Gould (2020) describes three possible strategies that can be implemented in R and uses the NYC 2013 flights dataset which has 19 different variables with 336,776 rows, so \(\sim6.4\)m data items. The execution times are quite impressive.

There are also specialised packages (actually implemented in C++) e.g., {bigmemory} that support access to a data set without reading the entire set into R. This enables analysis of data sets up to \(\sim10\)Gb. Beyond this one needs to consider parallelisation using some cloud facility or use a hadoop distributed system via the {RHadoop} package.
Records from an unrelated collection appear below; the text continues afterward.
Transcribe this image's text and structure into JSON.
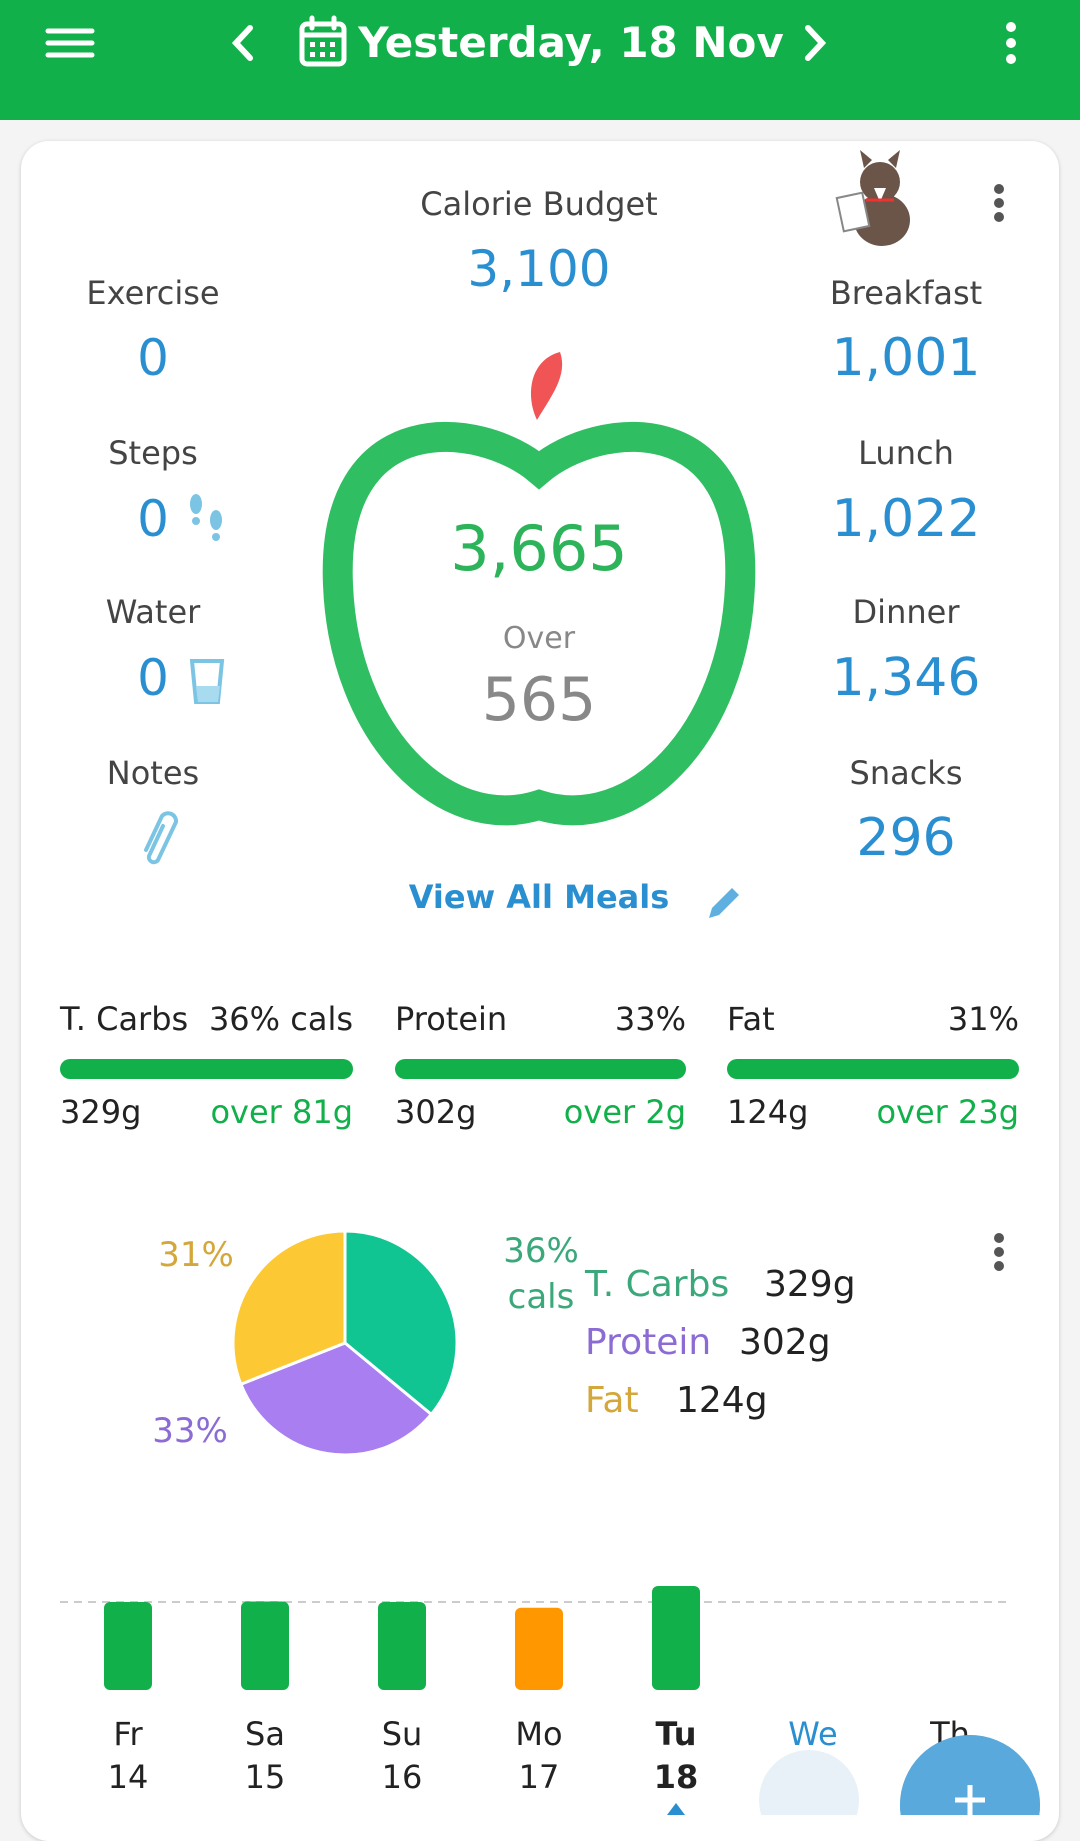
{
  "header": {
    "title": "Yesterday, 18 Nov"
  },
  "budget": {
    "label": "Calorie Budget",
    "value": "3,100"
  },
  "left": [
    {
      "label": "Exercise",
      "value": "0"
    },
    {
      "label": "Steps",
      "value": "0"
    },
    {
      "label": "Water",
      "value": "0"
    },
    {
      "label": "Notes"
    }
  ],
  "right": [
    {
      "label": "Breakfast",
      "value": "1,001"
    },
    {
      "label": "Lunch",
      "value": "1,022"
    },
    {
      "label": "Dinner",
      "value": "1,346"
    },
    {
      "label": "Snacks",
      "value": "296"
    }
  ],
  "center": {
    "consumed": "3,665",
    "status": "Over",
    "difference": "565"
  },
  "link": "View All Meals",
  "macros": [
    {
      "name": "T. Carbs",
      "percent": "36% cals",
      "grams": "329g",
      "delta": "over 81g"
    },
    {
      "name": "Protein",
      "percent": "33%",
      "grams": "302g",
      "delta": "over 2g"
    },
    {
      "name": "Fat",
      "percent": "31%",
      "grams": "124g",
      "delta": "over 23g"
    }
  ],
  "macro_pie": {
    "type": "pie",
    "categories": [
      "T. Carbs",
      "Protein",
      "Fat"
    ],
    "values": [
      36,
      33,
      31
    ],
    "value_labels": [
      "36% cals",
      "33%",
      "31%"
    ],
    "colors": [
      "#10c592",
      "#a87ef0",
      "#fcc935"
    ],
    "label_colors": [
      "#3aa87a",
      "#8c6cd4",
      "#d4a73a"
    ],
    "grams": [
      "329g",
      "302g",
      "124g"
    ]
  },
  "daily_chart": {
    "type": "bar",
    "categories": [
      "Fr",
      "Sa",
      "Su",
      "Mo",
      "Tu",
      "We",
      "Th"
    ],
    "dates": [
      "14",
      "15",
      "16",
      "17",
      "18",
      null,
      null
    ],
    "values": [
      3100,
      3120,
      3100,
      2900,
      3665,
      null,
      null
    ],
    "colors": [
      "#12b04a",
      "#12b04a",
      "#12b04a",
      "#ff9800",
      "#12b04a",
      null,
      null
    ],
    "ylim": [
      0,
      3665
    ],
    "budget_line": 3100
  }
}
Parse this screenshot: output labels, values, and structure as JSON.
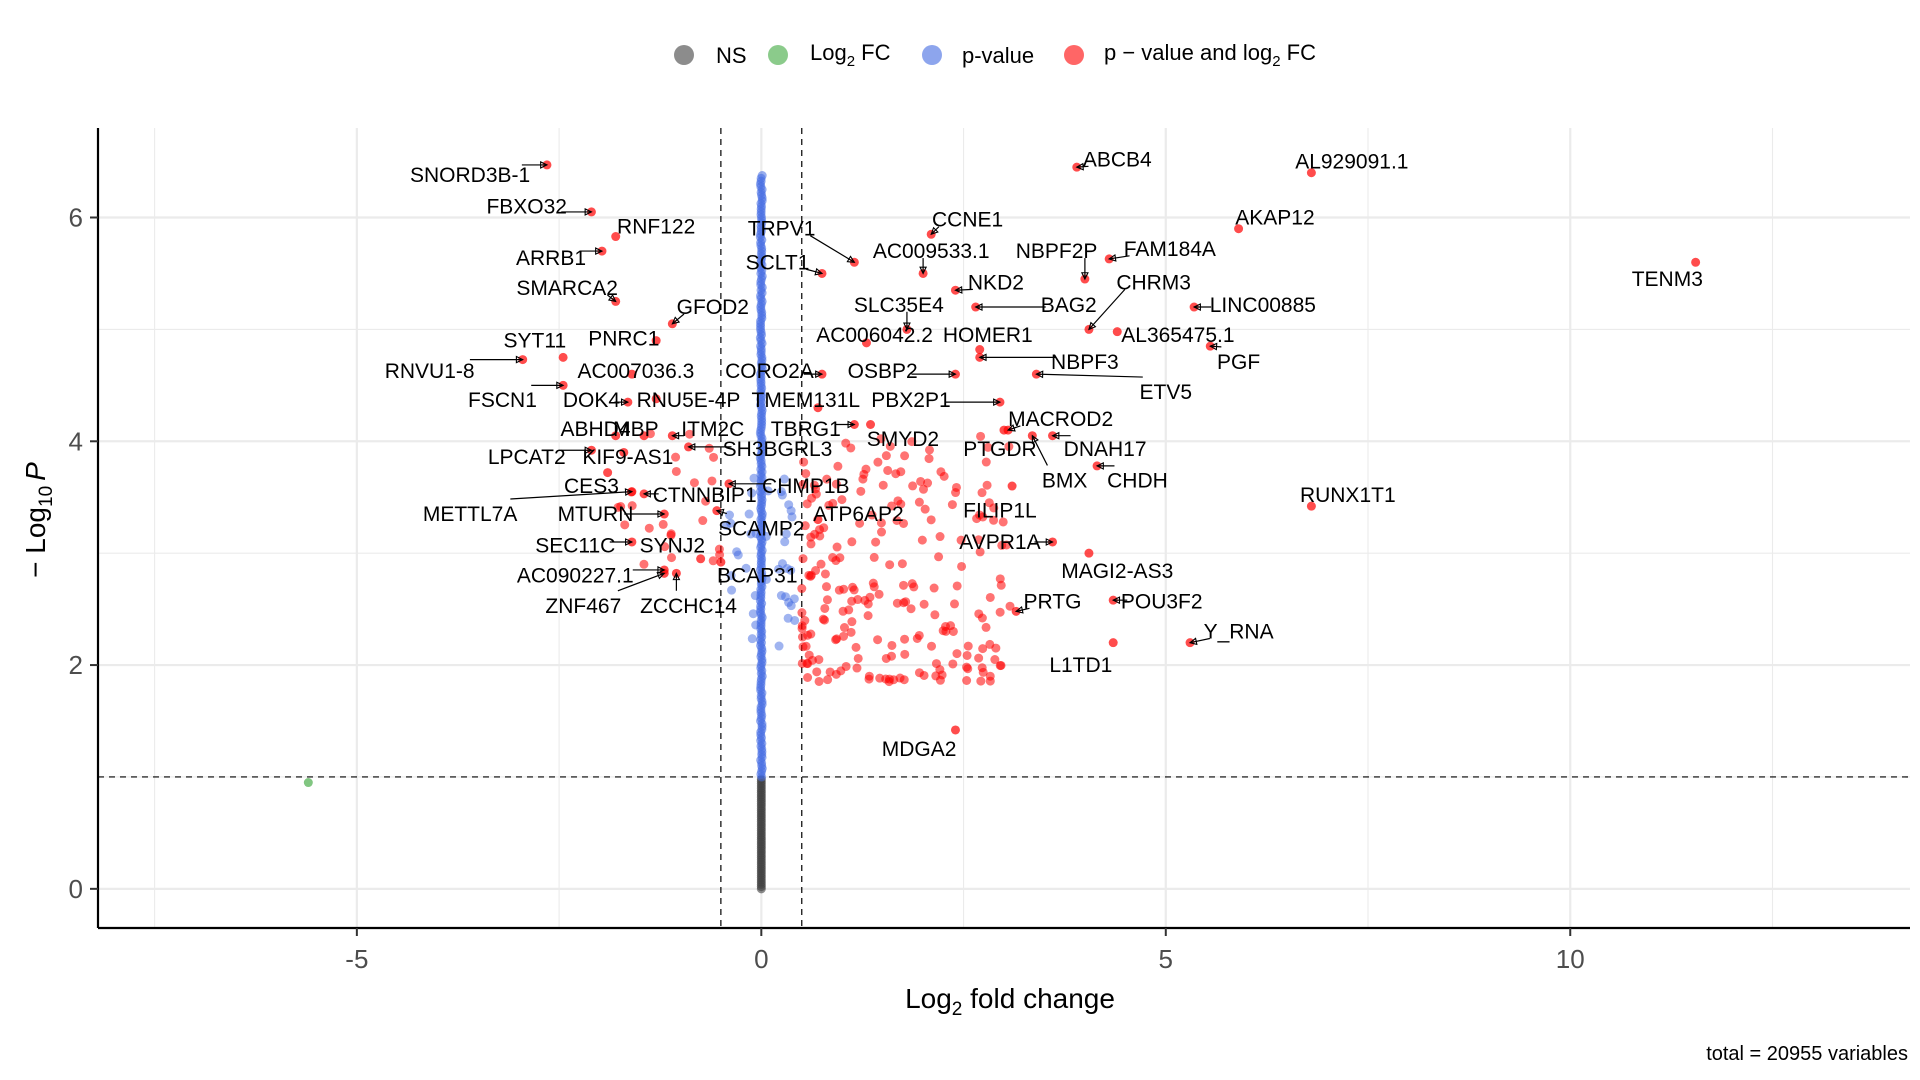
{
  "chart_data": {
    "type": "scatter",
    "subtype": "volcano",
    "xlabel_main": "Log",
    "xlabel_sub": "2",
    "xlabel_rest": " fold change",
    "ylabel_main": "− Log",
    "ylabel_sub": "10",
    "ylabel_p": "P",
    "xlim": [
      -8.2,
      14.2
    ],
    "ylim": [
      -0.35,
      6.8
    ],
    "x_ticks": [
      -5,
      0,
      5,
      10
    ],
    "y_ticks": [
      0,
      2,
      4,
      6
    ],
    "x_tick_labels": [
      "-5",
      "0",
      "5",
      "10"
    ],
    "y_tick_labels": [
      "0",
      "2",
      "4",
      "6"
    ],
    "fc_cutoff": 0.5,
    "p_cutoff": 1,
    "grid": true,
    "legend_position": "top",
    "legend": [
      {
        "key": "ns",
        "label": "NS",
        "color": "#404040"
      },
      {
        "key": "fc",
        "label_main": "Log",
        "label_sub": "2",
        "label_rest": " FC",
        "color": "#3ea83e"
      },
      {
        "key": "p",
        "label": "p-value",
        "color": "#4169e1"
      },
      {
        "key": "both",
        "label_main": "p − value and log",
        "label_sub": "2",
        "label_rest": " FC",
        "color": "#ff0000"
      }
    ],
    "caption": "total = 20955 variables",
    "fc_only_points": [
      [
        -5.6,
        0.95
      ]
    ],
    "labeled_genes": [
      {
        "gene": "SNORD3B-1",
        "x": -2.65,
        "y": 6.47,
        "lx": -3.6,
        "ly": 6.38
      },
      {
        "gene": "FBXO32",
        "x": -2.1,
        "y": 6.05,
        "lx": -2.9,
        "ly": 6.1
      },
      {
        "gene": "RNF122",
        "x": -1.8,
        "y": 5.83,
        "lx": -1.3,
        "ly": 5.92
      },
      {
        "gene": "ARRB1",
        "x": -1.97,
        "y": 5.7,
        "lx": -2.6,
        "ly": 5.64
      },
      {
        "gene": "SMARCA2",
        "x": -1.8,
        "y": 5.25,
        "lx": -2.4,
        "ly": 5.37
      },
      {
        "gene": "GFOD2",
        "x": -1.1,
        "y": 5.05,
        "lx": -0.6,
        "ly": 5.2
      },
      {
        "gene": "PNRC1",
        "x": -1.3,
        "y": 4.9,
        "lx": -1.7,
        "ly": 4.92
      },
      {
        "gene": "SYT11",
        "x": -2.45,
        "y": 4.75,
        "lx": -2.8,
        "ly": 4.9
      },
      {
        "gene": "RNVU1-8",
        "x": -2.95,
        "y": 4.73,
        "lx": -4.1,
        "ly": 4.63
      },
      {
        "gene": "AC007036.3",
        "x": -1.6,
        "y": 4.6,
        "lx": -1.55,
        "ly": 4.63
      },
      {
        "gene": "CORO2A",
        "x": 0.75,
        "y": 4.6,
        "lx": 0.1,
        "ly": 4.63
      },
      {
        "gene": "FSCN1",
        "x": -2.45,
        "y": 4.5,
        "lx": -3.2,
        "ly": 4.37
      },
      {
        "gene": "DOK4",
        "x": -1.65,
        "y": 4.35,
        "lx": -2.1,
        "ly": 4.37
      },
      {
        "gene": "RNU5E-4P",
        "x": -1.3,
        "y": 4.38,
        "lx": -0.9,
        "ly": 4.37
      },
      {
        "gene": "TMEM131L",
        "x": 0.7,
        "y": 4.3,
        "lx": 0.55,
        "ly": 4.37
      },
      {
        "gene": "ABHD4",
        "x": -1.8,
        "y": 4.05,
        "lx": -2.05,
        "ly": 4.11
      },
      {
        "gene": "MBP",
        "x": -1.45,
        "y": 4.05,
        "lx": -1.55,
        "ly": 4.11
      },
      {
        "gene": "ITM2C",
        "x": -1.1,
        "y": 4.05,
        "lx": -0.6,
        "ly": 4.11
      },
      {
        "gene": "TBRG1",
        "x": 1.15,
        "y": 4.15,
        "lx": 0.55,
        "ly": 4.11
      },
      {
        "gene": "LPCAT2",
        "x": -2.1,
        "y": 3.92,
        "lx": -2.9,
        "ly": 3.86
      },
      {
        "gene": "KIF9-AS1",
        "x": -1.7,
        "y": 3.9,
        "lx": -1.65,
        "ly": 3.86
      },
      {
        "gene": "SH3BGRL3",
        "x": -0.9,
        "y": 3.95,
        "lx": 0.2,
        "ly": 3.93
      },
      {
        "gene": "CES3",
        "x": -1.9,
        "y": 3.72,
        "lx": -2.1,
        "ly": 3.6
      },
      {
        "gene": "CHMP1B",
        "x": -0.4,
        "y": 3.62,
        "lx": 0.55,
        "ly": 3.6
      },
      {
        "gene": "CTNNBIP1",
        "x": -1.45,
        "y": 3.53,
        "lx": -0.7,
        "ly": 3.52
      },
      {
        "gene": "METTL7A",
        "x": -1.6,
        "y": 3.55,
        "lx": -3.6,
        "ly": 3.35
      },
      {
        "gene": "MTURN",
        "x": -1.2,
        "y": 3.35,
        "lx": -2.05,
        "ly": 3.35
      },
      {
        "gene": "ATP6AP2",
        "x": 0.7,
        "y": 3.3,
        "lx": 1.2,
        "ly": 3.35
      },
      {
        "gene": "SCAMP2",
        "x": -0.55,
        "y": 3.38,
        "lx": 0.0,
        "ly": 3.22
      },
      {
        "gene": "SEC11C",
        "x": -1.6,
        "y": 3.1,
        "lx": -2.3,
        "ly": 3.07
      },
      {
        "gene": "SYNJ2",
        "x": -0.75,
        "y": 2.95,
        "lx": -1.1,
        "ly": 3.07
      },
      {
        "gene": "AC090227.1",
        "x": -1.2,
        "y": 2.85,
        "lx": -2.3,
        "ly": 2.8
      },
      {
        "gene": "BCAP31",
        "x": -0.5,
        "y": 2.92,
        "lx": -0.05,
        "ly": 2.8
      },
      {
        "gene": "ZNF467",
        "x": -1.2,
        "y": 2.82,
        "lx": -2.2,
        "ly": 2.53
      },
      {
        "gene": "ZCCHC14",
        "x": -1.05,
        "y": 2.82,
        "lx": -0.9,
        "ly": 2.53
      },
      {
        "gene": "TRPV1",
        "x": 1.15,
        "y": 5.6,
        "lx": 0.25,
        "ly": 5.9
      },
      {
        "gene": "SCLT1",
        "x": 0.75,
        "y": 5.5,
        "lx": 0.2,
        "ly": 5.6
      },
      {
        "gene": "AC009533.1",
        "x": 2.0,
        "y": 5.5,
        "lx": 2.1,
        "ly": 5.7
      },
      {
        "gene": "CCNE1",
        "x": 2.1,
        "y": 5.85,
        "lx": 2.55,
        "ly": 5.98
      },
      {
        "gene": "NKD2",
        "x": 2.4,
        "y": 5.35,
        "lx": 2.9,
        "ly": 5.42
      },
      {
        "gene": "SLC35E4",
        "x": 1.8,
        "y": 5.0,
        "lx": 1.7,
        "ly": 5.22
      },
      {
        "gene": "BAG2",
        "x": 2.65,
        "y": 5.2,
        "lx": 3.8,
        "ly": 5.22
      },
      {
        "gene": "AC006042.2",
        "x": 1.3,
        "y": 4.88,
        "lx": 1.4,
        "ly": 4.95
      },
      {
        "gene": "HOMER1",
        "x": 2.7,
        "y": 4.82,
        "lx": 2.8,
        "ly": 4.95
      },
      {
        "gene": "OSBP2",
        "x": 2.4,
        "y": 4.6,
        "lx": 1.5,
        "ly": 4.63
      },
      {
        "gene": "NBPF3",
        "x": 2.7,
        "y": 4.75,
        "lx": 4.0,
        "ly": 4.71
      },
      {
        "gene": "PBX2P1",
        "x": 2.95,
        "y": 4.35,
        "lx": 1.85,
        "ly": 4.37
      },
      {
        "gene": "ETV5",
        "x": 3.4,
        "y": 4.6,
        "lx": 5.0,
        "ly": 4.44
      },
      {
        "gene": "MACROD2",
        "x": 3.05,
        "y": 4.1,
        "lx": 3.7,
        "ly": 4.2
      },
      {
        "gene": "SMYD2",
        "x": 1.35,
        "y": 4.15,
        "lx": 1.75,
        "ly": 4.02
      },
      {
        "gene": "PTGDR",
        "x": 3.0,
        "y": 4.1,
        "lx": 2.95,
        "ly": 3.93
      },
      {
        "gene": "DNAH17",
        "x": 3.6,
        "y": 4.05,
        "lx": 4.25,
        "ly": 3.93
      },
      {
        "gene": "BMX",
        "x": 3.35,
        "y": 4.05,
        "lx": 3.75,
        "ly": 3.65
      },
      {
        "gene": "CHDH",
        "x": 4.15,
        "y": 3.78,
        "lx": 4.65,
        "ly": 3.65
      },
      {
        "gene": "FILIP1L",
        "x": 3.1,
        "y": 3.6,
        "lx": 2.95,
        "ly": 3.38
      },
      {
        "gene": "AVPR1A",
        "x": 3.6,
        "y": 3.1,
        "lx": 2.95,
        "ly": 3.1
      },
      {
        "gene": "MAGI2-AS3",
        "x": 4.05,
        "y": 3.0,
        "lx": 4.4,
        "ly": 2.84
      },
      {
        "gene": "PRTG",
        "x": 3.15,
        "y": 2.48,
        "lx": 3.6,
        "ly": 2.57
      },
      {
        "gene": "POU3F2",
        "x": 4.35,
        "y": 2.58,
        "lx": 4.95,
        "ly": 2.57
      },
      {
        "gene": "L1TD1",
        "x": 4.35,
        "y": 2.2,
        "lx": 3.95,
        "ly": 2.0
      },
      {
        "gene": "Y_RNA",
        "x": 5.3,
        "y": 2.2,
        "lx": 5.9,
        "ly": 2.3
      },
      {
        "gene": "MDGA2",
        "x": 2.4,
        "y": 1.42,
        "lx": 1.95,
        "ly": 1.25
      },
      {
        "gene": "ABCB4",
        "x": 3.9,
        "y": 6.45,
        "lx": 4.4,
        "ly": 6.52
      },
      {
        "gene": "AL929091.1",
        "x": 6.8,
        "y": 6.4,
        "lx": 7.3,
        "ly": 6.5
      },
      {
        "gene": "AKAP12",
        "x": 5.9,
        "y": 5.9,
        "lx": 6.35,
        "ly": 6.0
      },
      {
        "gene": "FAM184A",
        "x": 4.3,
        "y": 5.63,
        "lx": 5.05,
        "ly": 5.72
      },
      {
        "gene": "NBPF2P",
        "x": 4.0,
        "y": 5.45,
        "lx": 3.65,
        "ly": 5.7
      },
      {
        "gene": "CHRM3",
        "x": 4.05,
        "y": 5.0,
        "lx": 4.85,
        "ly": 5.42
      },
      {
        "gene": "LINC00885",
        "x": 5.35,
        "y": 5.2,
        "lx": 6.2,
        "ly": 5.22
      },
      {
        "gene": "AL365475.1",
        "x": 4.4,
        "y": 4.98,
        "lx": 5.15,
        "ly": 4.95
      },
      {
        "gene": "PGF",
        "x": 5.55,
        "y": 4.85,
        "lx": 5.9,
        "ly": 4.71
      },
      {
        "gene": "TENM3",
        "x": 11.55,
        "y": 5.6,
        "lx": 11.2,
        "ly": 5.45
      },
      {
        "gene": "RUNX1T1",
        "x": 6.8,
        "y": 3.42,
        "lx": 7.25,
        "ly": 3.52
      }
    ]
  }
}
So despite some claims to the contrary, R does provide many options to handle very large data files. Nevertheless, our focus is on small, in-memory datasets. This is because you can’t tackle big data unless you have experience with small data and it’s easier to explain principles with smaller data sets. The tools and methods you will learn in this module will easily scale to 1-2 Gb of data.

References

Gould, Alex. 2020. “Three Strategies for Working with Big Data in r.” https://rviews.rstudio.com/2019/07/17/3-big-data-strategies-for-r/.
Kaisler, Stephen, Frank Armour, J Alberto Espinosa, and William Money. 2013. “Big Data: Issues and Challenges Moving Forward.” In 2013 46th Hawaii International Conference on System Sciences, 995–1004. IEEE.
Lee, I. 2017. “Big Data: Dimensions, Evolution, Impacts, and Challenges.” Business Horizons 60 (3): 293–303.